Mesele, lider olduğunu sanan çapsız bir cahilden, üçüncü sınıf bir kasaba politikacısının nafile çırpınmalarından ya da milliyetçi hareketin belini kırmakla görevli bir hanımefendinin kendi kendine böbürlenmesinden ibaret değildir.
Meselenin özü, ölmüş ve gömülmüş olan "eski Türkiye"nin son bir gayretle mezardan çıkma çabasıdır.
Saat gece yarısını vurunca çıkıp horoz ötünce dönen bir vampir gibi.
Çaresizlikten "eski dinci düşmanlarından" (Gül, Şener, Karamollaoğlu) bile medet umacak kadar bunalmış bu insanlar hangi tehlikeli oyunda sahne aldılar?
Eski zayıf, güçsüz, takatsiz, soluksuz, Batı'ya boyun eğmek zorunda kalmış güdük Türkiye'yi geri getirme çabasında...
Kısa vadede, önce Fetöcüler'i salıverecekler.
Arkadan bunlara "iade-i itibar" da gelecek. Bu iade aynı zamanda "görevlerine iade" yani devlete geri döndürme şeklinde de olacak.
Sonra da sıra "devr-i sabık yaratmaya" yani halk adamı görevlilerin ve hatta halkçı medyanın bile "tasfiyesine" gelecek.
Yani bürokrasi yeniden tahtına oturacak ve özlediği saltanat günlerine dönecek.
Yeni bir anayasa hazırlar gibi yapıp eski "vesayet anayasasını" dayatacaklar.
Yatırımları durduracaklar, yeni havaalanı arazisinde inekler otlayacak...
Bu arada bol bol "Atatürkçülük" satmayı da hiç ihmal etmeden...

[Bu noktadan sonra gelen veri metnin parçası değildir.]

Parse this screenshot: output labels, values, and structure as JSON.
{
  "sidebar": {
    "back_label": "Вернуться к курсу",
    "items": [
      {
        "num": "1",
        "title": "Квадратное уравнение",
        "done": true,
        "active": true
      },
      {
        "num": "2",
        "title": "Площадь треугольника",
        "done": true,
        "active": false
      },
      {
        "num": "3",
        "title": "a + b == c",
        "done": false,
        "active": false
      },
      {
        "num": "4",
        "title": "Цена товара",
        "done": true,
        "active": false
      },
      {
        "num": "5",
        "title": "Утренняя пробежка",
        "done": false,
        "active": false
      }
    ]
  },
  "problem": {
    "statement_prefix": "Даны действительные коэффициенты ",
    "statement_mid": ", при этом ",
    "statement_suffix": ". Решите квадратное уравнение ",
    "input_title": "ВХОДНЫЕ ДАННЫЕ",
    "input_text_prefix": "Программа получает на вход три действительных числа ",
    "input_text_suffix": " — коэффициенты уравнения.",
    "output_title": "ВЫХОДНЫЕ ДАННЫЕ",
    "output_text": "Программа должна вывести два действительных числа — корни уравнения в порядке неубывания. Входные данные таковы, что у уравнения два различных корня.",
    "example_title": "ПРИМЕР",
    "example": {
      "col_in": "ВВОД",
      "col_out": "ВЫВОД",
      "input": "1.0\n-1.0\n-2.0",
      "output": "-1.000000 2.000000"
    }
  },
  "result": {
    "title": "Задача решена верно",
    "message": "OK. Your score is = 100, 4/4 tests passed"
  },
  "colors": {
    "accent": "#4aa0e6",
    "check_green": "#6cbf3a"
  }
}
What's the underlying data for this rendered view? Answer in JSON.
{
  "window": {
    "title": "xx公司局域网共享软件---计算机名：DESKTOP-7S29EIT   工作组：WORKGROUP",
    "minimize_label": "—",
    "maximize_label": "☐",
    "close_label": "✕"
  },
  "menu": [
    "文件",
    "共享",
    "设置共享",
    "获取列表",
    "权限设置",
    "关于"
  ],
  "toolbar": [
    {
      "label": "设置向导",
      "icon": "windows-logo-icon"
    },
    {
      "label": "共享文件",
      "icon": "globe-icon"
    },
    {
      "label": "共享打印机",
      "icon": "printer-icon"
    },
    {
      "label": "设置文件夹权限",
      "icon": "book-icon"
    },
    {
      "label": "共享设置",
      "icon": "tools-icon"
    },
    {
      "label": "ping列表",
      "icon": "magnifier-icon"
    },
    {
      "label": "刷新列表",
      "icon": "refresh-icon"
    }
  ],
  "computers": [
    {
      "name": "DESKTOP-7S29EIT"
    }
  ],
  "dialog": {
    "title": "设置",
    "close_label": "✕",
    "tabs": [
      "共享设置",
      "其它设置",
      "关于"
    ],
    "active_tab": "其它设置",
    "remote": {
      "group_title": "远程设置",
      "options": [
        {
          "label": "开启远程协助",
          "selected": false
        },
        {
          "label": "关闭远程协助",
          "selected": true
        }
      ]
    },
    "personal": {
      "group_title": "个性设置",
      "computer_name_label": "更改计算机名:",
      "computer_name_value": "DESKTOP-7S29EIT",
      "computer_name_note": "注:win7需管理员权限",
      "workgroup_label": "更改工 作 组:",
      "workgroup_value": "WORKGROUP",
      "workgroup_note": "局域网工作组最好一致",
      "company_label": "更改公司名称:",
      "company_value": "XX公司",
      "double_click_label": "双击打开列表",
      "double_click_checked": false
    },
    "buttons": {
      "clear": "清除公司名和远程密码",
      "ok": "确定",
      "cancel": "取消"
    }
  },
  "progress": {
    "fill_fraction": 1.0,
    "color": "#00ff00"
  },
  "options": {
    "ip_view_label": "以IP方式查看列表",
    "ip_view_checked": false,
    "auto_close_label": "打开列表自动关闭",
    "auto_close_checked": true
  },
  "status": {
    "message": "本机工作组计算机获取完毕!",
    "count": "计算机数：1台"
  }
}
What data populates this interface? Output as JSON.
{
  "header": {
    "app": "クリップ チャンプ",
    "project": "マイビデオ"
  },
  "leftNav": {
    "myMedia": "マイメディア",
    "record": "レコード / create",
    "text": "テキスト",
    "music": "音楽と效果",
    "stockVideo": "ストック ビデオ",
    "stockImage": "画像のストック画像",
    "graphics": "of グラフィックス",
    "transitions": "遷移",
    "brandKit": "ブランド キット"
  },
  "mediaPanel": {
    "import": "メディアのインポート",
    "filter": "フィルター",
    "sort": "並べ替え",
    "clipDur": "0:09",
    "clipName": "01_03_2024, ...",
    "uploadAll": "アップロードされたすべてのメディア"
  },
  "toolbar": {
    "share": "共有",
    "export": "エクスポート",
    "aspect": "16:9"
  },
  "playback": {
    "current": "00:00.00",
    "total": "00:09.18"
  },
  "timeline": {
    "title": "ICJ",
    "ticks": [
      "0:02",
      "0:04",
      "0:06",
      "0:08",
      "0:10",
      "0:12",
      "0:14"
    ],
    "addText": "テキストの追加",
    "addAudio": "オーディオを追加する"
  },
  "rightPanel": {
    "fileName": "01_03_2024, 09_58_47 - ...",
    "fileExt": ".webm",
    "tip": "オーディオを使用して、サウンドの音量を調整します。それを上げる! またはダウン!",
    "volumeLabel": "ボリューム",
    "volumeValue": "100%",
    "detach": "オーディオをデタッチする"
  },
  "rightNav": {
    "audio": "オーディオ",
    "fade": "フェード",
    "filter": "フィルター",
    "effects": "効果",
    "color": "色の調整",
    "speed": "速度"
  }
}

Milli bağımsızlığı ve milli onuru ayakta tutmayı şiar edinmiş bir adama da her türlü hakareti sürdürerek tabii...
Atatürk diye diye emperyalistlere kulluk edecekler.
Hiç utanmadan.
Ahmak solcular da buna alkış tutacaklar.
Sosyalistlerin ve komünistlerin yakın tarih boyunca analarını ağlatmış olan bürokrat sultasına bunca biat etmeleri de o tarihin "traji-komik" cilvelerinden biridir.
Bir kısmı düpedüz faşist oldu, bir kısmı Kürt milliyetçiliğine koşuldu, bu da ayrı bir acıklı güldürüdür.
Neyse ki "esamileri" okunmuyor da pek göze görünmüyor.
Eski Türkiye'nin bir atımlık barutu kaldı, 24 Haziran'da ateş edip onu da tüketecek.